Schottky barriers for (0001), (0001bar), (11bar00), and (12bar10) crystallographic faces of four hydrogen and 6 hydrogen silicon carbide measured by current-voltage, capacitance-voltage and internal photoemission methods.

摘要

The Schottky barrier is the essential characteristic of any metal-semiconductor diode. The goals of this research were: (1) to determine Schottky barrier heights of metal-semiconductor diodes for four crystallographic faces ((0001), (0001¯), (11¯00), and (12¯10)) of 6H and 4H silicon carbide (SiC), (2) to compare reliability of theoretical models used to describe experimental data obtained by Current-Voltage (I-V), Capacitance-Voltage (C-V), and Internal Photoemission (IPE) experimental techniques.

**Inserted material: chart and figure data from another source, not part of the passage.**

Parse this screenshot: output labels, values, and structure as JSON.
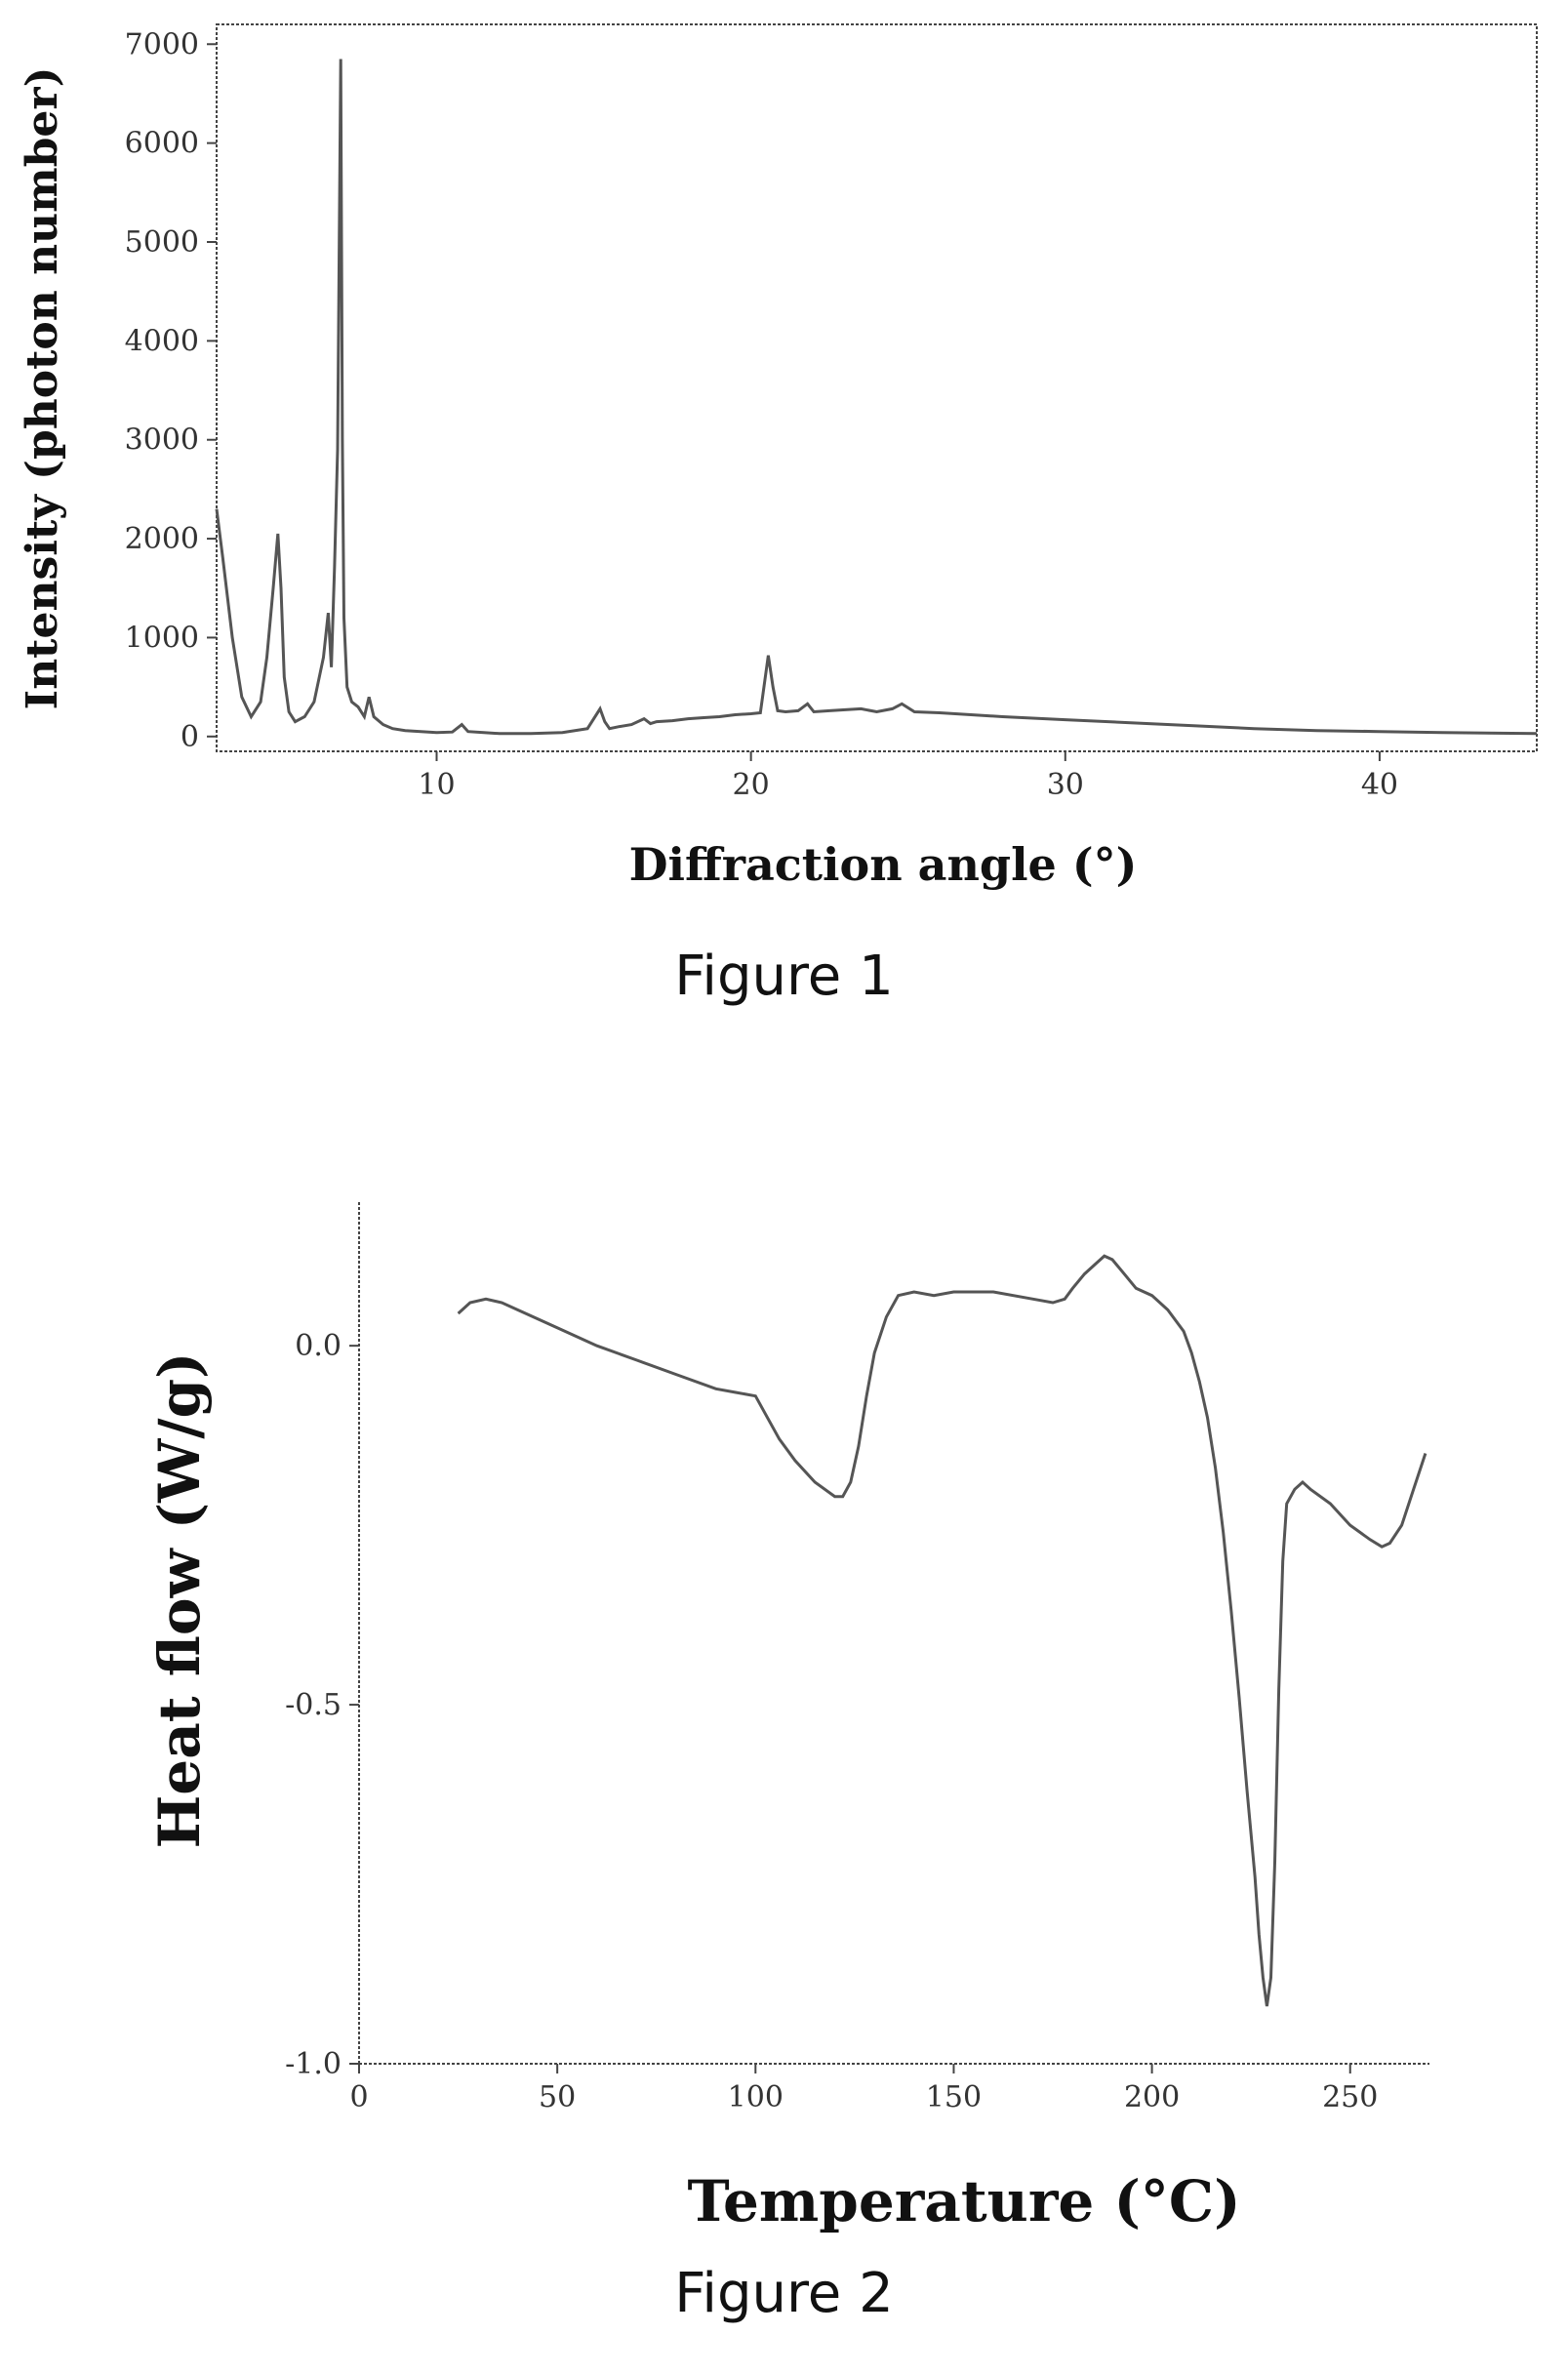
{
  "figures": [
    {
      "caption": "Figure 1",
      "chart_data": {
        "type": "line",
        "xlabel": "Diffraction angle (°)",
        "ylabel": "Intensity (photon number)",
        "xlim": [
          3,
          45
        ],
        "ylim": [
          -150,
          7200
        ],
        "x_ticks": [
          10,
          20,
          30,
          40
        ],
        "y_ticks": [
          0,
          1000,
          2000,
          3000,
          4000,
          5000,
          6000,
          7000
        ],
        "grid": false,
        "legend": "none",
        "series": [
          {
            "x": [
              3.0,
              3.2,
              3.5,
              3.8,
              4.1,
              4.4,
              4.6,
              4.8,
              4.95,
              5.05,
              5.15,
              5.3,
              5.5,
              5.8,
              6.1,
              6.4,
              6.55,
              6.65,
              6.75,
              6.85,
              6.95,
              7.0,
              7.05,
              7.15,
              7.3,
              7.5,
              7.7,
              7.85,
              8.0,
              8.3,
              8.6,
              9.0,
              9.5,
              10.0,
              10.5,
              10.8,
              11.0,
              11.5,
              12.0,
              13.0,
              14.0,
              14.8,
              15.2,
              15.35,
              15.5,
              15.8,
              16.2,
              16.6,
              16.8,
              17.0,
              17.5,
              18.0,
              18.5,
              19.0,
              19.5,
              20.0,
              20.3,
              20.55,
              20.7,
              20.85,
              21.1,
              21.5,
              21.8,
              22.0,
              22.5,
              23.0,
              23.5,
              24.0,
              24.5,
              24.8,
              25.2,
              26.0,
              27.0,
              28.0,
              30.0,
              32.0,
              34.0,
              36.0,
              38.0,
              40.0,
              42.0,
              45.0
            ],
            "y": [
              2300,
              1800,
              1000,
              400,
              200,
              350,
              800,
              1500,
              2050,
              1500,
              600,
              250,
              150,
              200,
              350,
              800,
              1250,
              700,
              1700,
              2900,
              6850,
              3000,
              1200,
              500,
              350,
              300,
              200,
              400,
              200,
              120,
              80,
              60,
              50,
              40,
              45,
              120,
              50,
              40,
              30,
              30,
              40,
              80,
              280,
              150,
              80,
              100,
              120,
              180,
              130,
              150,
              160,
              180,
              190,
              200,
              220,
              230,
              240,
              820,
              500,
              260,
              250,
              260,
              330,
              250,
              260,
              270,
              280,
              250,
              280,
              330,
              250,
              240,
              220,
              200,
              170,
              140,
              110,
              80,
              60,
              50,
              40,
              30
            ]
          }
        ]
      }
    },
    {
      "caption": "Figure 2",
      "chart_data": {
        "type": "line",
        "xlabel": "Temperature (°C)",
        "ylabel": "Heat flow (W/g)",
        "xlim": [
          0,
          270
        ],
        "ylim": [
          -1.0,
          0.2
        ],
        "x_ticks": [
          0,
          50,
          100,
          150,
          200,
          250
        ],
        "y_ticks": [
          0.0,
          -0.5,
          -1.0
        ],
        "y_tick_labels": [
          "0.0",
          "-0.5",
          "-1.0"
        ],
        "grid": false,
        "legend": "none",
        "series": [
          {
            "x": [
              25,
              28,
              32,
              36,
              40,
              50,
              60,
              70,
              80,
              90,
              95,
              100,
              103,
              106,
              110,
              115,
              120,
              122,
              124,
              126,
              128,
              130,
              133,
              136,
              140,
              145,
              150,
              160,
              170,
              175,
              178,
              180,
              183,
              186,
              188,
              190,
              193,
              196,
              200,
              204,
              208,
              210,
              212,
              214,
              216,
              218,
              220,
              222,
              224,
              226,
              227,
              228,
              229,
              230,
              231,
              232,
              233,
              234,
              236,
              238,
              240,
              245,
              250,
              255,
              258,
              260,
              263,
              266,
              269
            ],
            "y": [
              0.045,
              0.06,
              0.065,
              0.06,
              0.05,
              0.025,
              0.0,
              -0.02,
              -0.04,
              -0.06,
              -0.065,
              -0.07,
              -0.1,
              -0.13,
              -0.16,
              -0.19,
              -0.21,
              -0.21,
              -0.19,
              -0.14,
              -0.07,
              -0.01,
              0.04,
              0.07,
              0.075,
              0.07,
              0.075,
              0.075,
              0.065,
              0.06,
              0.065,
              0.08,
              0.1,
              0.115,
              0.125,
              0.12,
              0.1,
              0.08,
              0.07,
              0.05,
              0.02,
              -0.01,
              -0.05,
              -0.1,
              -0.17,
              -0.26,
              -0.37,
              -0.49,
              -0.62,
              -0.74,
              -0.82,
              -0.88,
              -0.92,
              -0.88,
              -0.72,
              -0.48,
              -0.3,
              -0.22,
              -0.2,
              -0.19,
              -0.2,
              -0.22,
              -0.25,
              -0.27,
              -0.28,
              -0.275,
              -0.25,
              -0.2,
              -0.15
            ]
          }
        ]
      }
    }
  ]
}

Schottky contacts were fabricated and the barrier heights measured for the four different crystallographic faces of homoepitaxial layers of 6H and 4H-SiC specially prepared for this research. SiC epilayers grown on each crystallographic face were characterized using atomic force microscopy and low temperature photoluminescence. Pt, Mo, and Ti were used for fabrication of thin metal Schottky contacts. Metal films on all four SiC faces were characterized with X-ray diffraction for Pt and Mo. I-V, C-V, and IPE techniques were used to obtain the Schottky barrier heights. A model based on a spatially inhomogeneous Schottky barrier height was used to analyze both I-V and IPE data. To the best of our knowledge, this is the first time that the model was applied to Internal Photoemission measurements. The results demonstrate that use of the model of a spatial distribution (Gaussian form) of barrier heights: (1) reduces differences between the values of the mean Schottky barrier heights obtained by different experimental techniques and (2) allows one to compare the barrier heights of different contacts measured by I-V even if their ideality factors obtained by the conventional method are different. The 6H and 4H silicon carbide Schottky barriers show a dependence on the crystallographic orientation. The highest barrier height was observed for the (0001¯) face, the lowest for the (0001) face. The barrier heights for the two non-basal faces are close to the value for the (0001¯) face for Mo and between those for the (0001¯) and (0001) faces for Ti and Pt. The dependence of the Schottky barrier height on the metal work function is almost linear for 4H SiC but is not linear for 6H SiC. A simple surface double layer model is proposed to describe the experimental findings.